Investigations may include sampling of individuals, questionnaires to establish foods eaten, places visited or contact with others and inspection of premises that are linked to an infection.
The causes of food poisoning
Food poisoning may occur due to the consumption of food contaminated with chemicals, bacteria or the harmful produces produced by them.
The symptoms of food poisoning
- stomach pains
Onset times vary but the duration of illness is normally short – between 1 – 3 days. This can vary though dependent upon the general health of the infected individual.
What to do if you think you have food poisoning
If you feel you are suffering from the symptoms of food poisoning you should visit your doctor who may arrange for a stool sample for testing. These samples are sent off to a laboratory and analysed to determine the type of illness that you have.
If food poisoning is confirmed your doctor will notify the Environmental Health Division who have a legal obligation to investigate all cases.
If you are a food handler or work with elderly or vulnerable people then you will need to advise your employers immediately and will need to avoid your usual work until 48 hours after the symptoms have disappeared.
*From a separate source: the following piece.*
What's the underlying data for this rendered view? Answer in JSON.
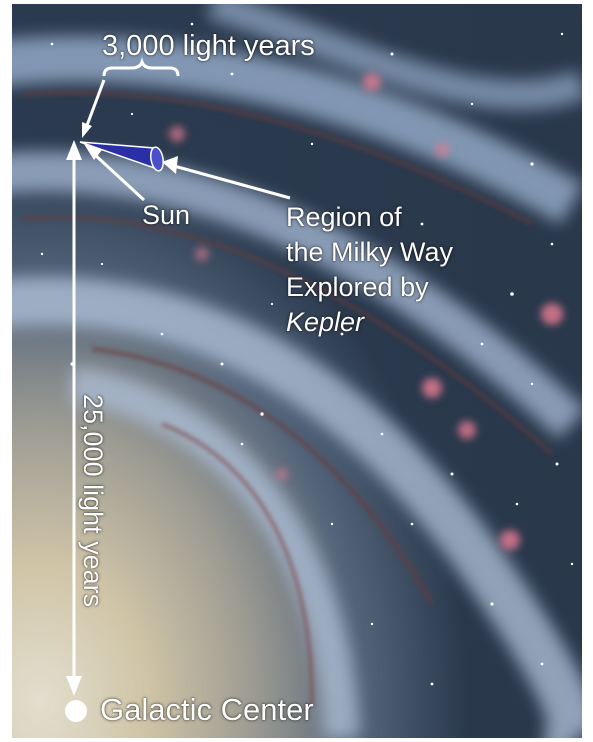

The Department of Health Leaflet ‘Food Handlers, Fitness to Work’ provides information on your responsibilities in these circumstances.
Avoiding food poisoning
There are ways in which you can minimise your chances of suffering from food poisoning.
It is important to wash your hand regularly using soap and hot water and in particular after visiting the toilet, handing raw foods and before touching ready to eat foods.
Proper cooking kills food poisoning bacteria such as listeria, salmonella, E.coli 0157 and campylobacter. It is important to cook food thoroughly, especially meat; don’t just rely on cooking times on labels always check food and where meat is concerned ensure that juices run clear. Food should be piping hot all the way through so check the thickest part of the food.
If you reheat food make the same checks all over again and don’t reheat it more than once.
It is very important to keep certain foods at the right temperature to prevent bacteria growing or toxins forming. Always check the label on food packaging to make sure you are storing it correctly; foods kept at room temperature that should be chilled will quickly grow bacteria, which will multiply to dangerous levels.
Any cooked leftovers should be cooled quickly and stored in the fridge or freezer. To speed up the process separate the food in to smaller portions.
Cross Contamination is the transfer of bacteria from foods (usually raw) to other foods. Bacteria can be transferred by hands, equipment, work surfaces or other utensils that come in to contact with the food.
In particular you should ensure that you wash your hands after touching raw foods, keep your raw and ready to eat foods separately and use different chopping boards and utensils for raw and cooked foods, which you should clean thoroughly after use.
When storing food in the fridge make sure your raw meat is in sealable containers at the bottom of the fridge where it cannot drip on to other foods.